Pasific Pos.com
Headline

Pilkada di Nduga dan Paniai Tertunda

“Anggota KPU Nduga Diberhentikan”

 

JAYAPURA,- Dua Kabupaten di Provinsi Papua tidak melaksanakan pemungutan suara secara serentak dalam Pilkada 2018. Kedua kabupaten tesebut adalah Kabupaten Nduga dan Kabupaten Paniai.

Gubernur Papua, Soedarmo kepada wartawan di Jayapura, Rabu (27/6/2018) mengatakan, pelaksanaan Pilkada di Kabupaten Nduga tertunda bukan karena faktor keamanan, tetapi anggota KPU Nduga tidak berada di tempat.

“logistik sudah tiba di ibukota Kabupaten Nduga, Kenyam, dan belum didistribusikan ke distrik. Selain itu, anggota KPU tidak berada di tempat, dan sudah diberhentikan serta tugasnya diambil ahli oleh KPU Provinsi,” kata Gubernur Soedarmo.

Dikatakan, Pilkada di Kabupaten Nduga akan dilakukan oleh KPU Provinsi dan pemungutan suara yang sempat tertunda tetap harus dilaksanakan.

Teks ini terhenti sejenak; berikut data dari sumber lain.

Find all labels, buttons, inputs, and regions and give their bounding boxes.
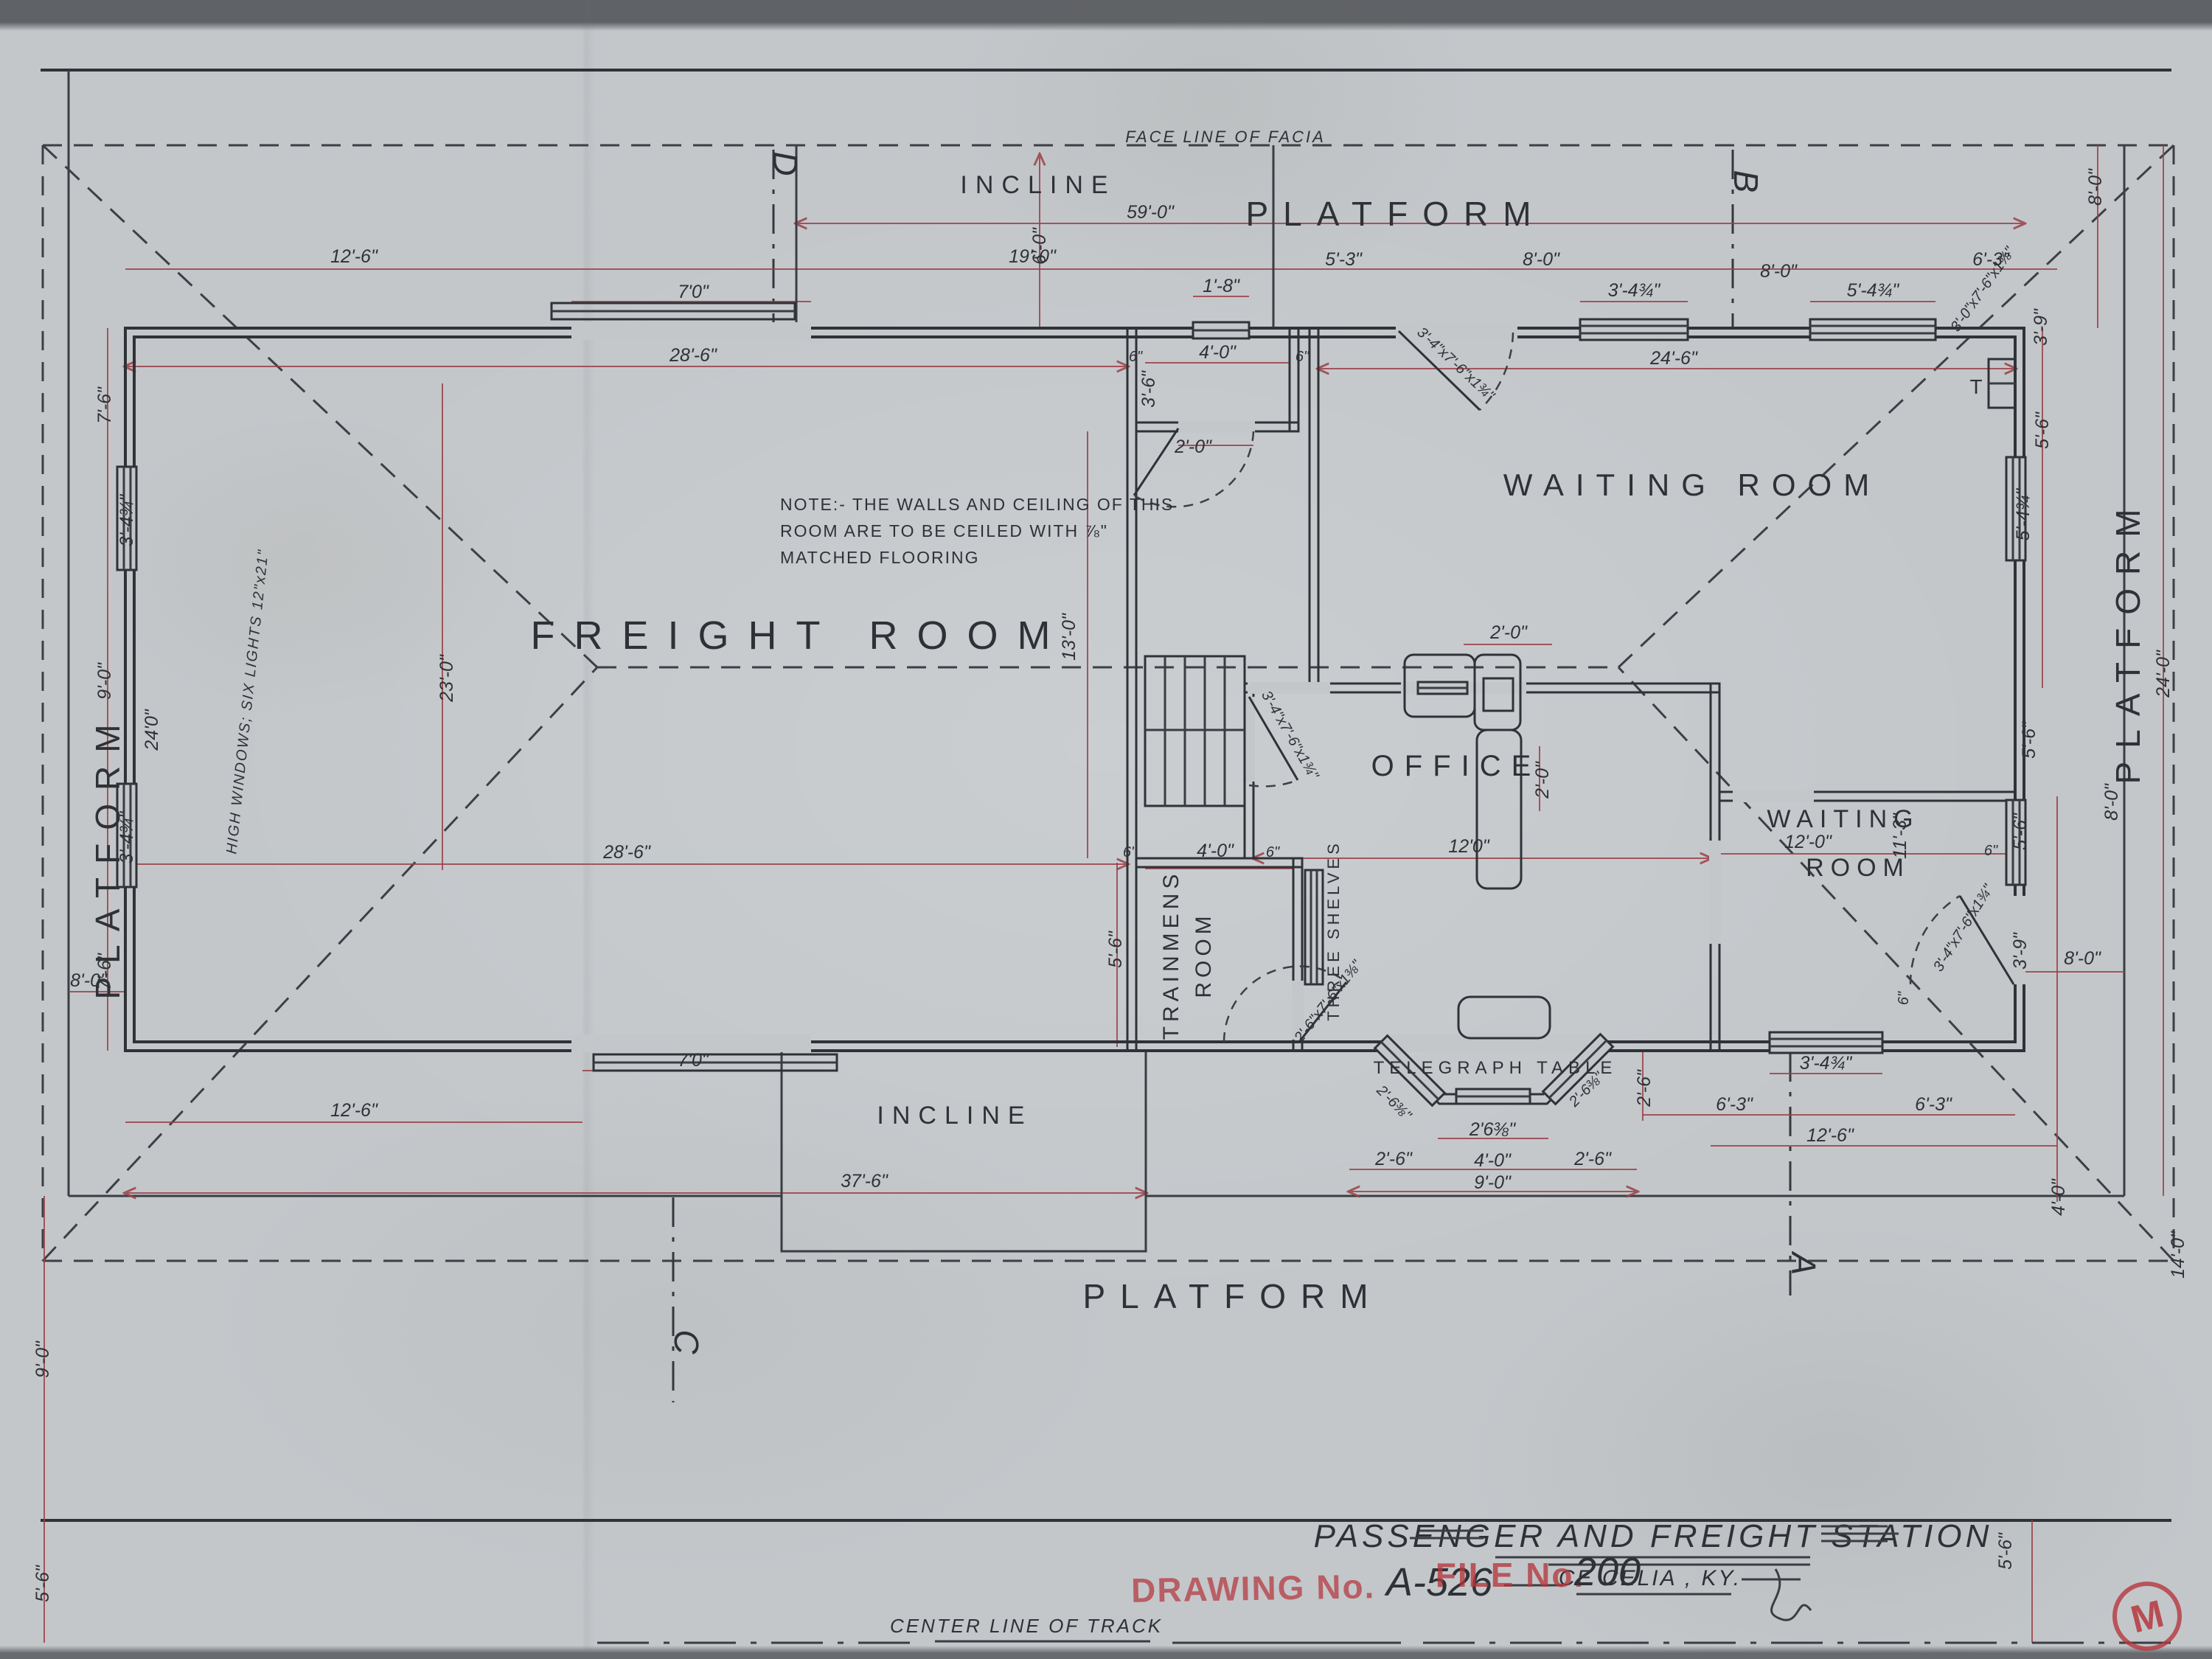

“Meski pemungutan suara dilaksanakan di luar jadwal semestinya, saya harap dilaksanakn segera dan tetap memperhatikan partisipasi pemilih. Pihaknya berharap pemungutan suara nantinya benar-benar terlaksana dengan rapi seperti daerah lain yang melakukan secara serentak aman dan lancar,” ujarnya.

Mantan Gubernur Aceh mejelaskan, pemungutan suara untuk pilkada gubernur berjalan seperti biasa. “Paniai sudah berjalan untuk Pilgub tapi untuk Pilkada bupati masih tunggu keputusan PT. TUN yang diajukan oleh KPUD Paniai, sehingga Pilkada bupati dipastikan di tunda,” kata Soedarmo.

Soedarmo menambahkan, logistik yang sempat terlambat di Kabupaten Yahukimo juga sudah teratasi setelah Rabu pagi, pesawat carteran KPU mendroping logistik pilgub ke 8 distrik. “Yahukimo tidak ada masalah, saya sudah mendapat laporan dan panwas, kalau panwas kan laporannya akurat,”

Dia menjelaskan, KPU yang tidak melaksanakan Pilkada, maka tentu akan di hukum sesuai aturan yang berlaku. Menurutnya, ada upaya dari KPU Nduga untuk menggagalkan Pilkada serentak 2018. “kalau masalah proses hukum itu ranahnya KPU, tapi pada prinsipnya jika penyelenggara ingin menggagalkan Pilkada maka ada sanksi hukumnya,” tegasnya.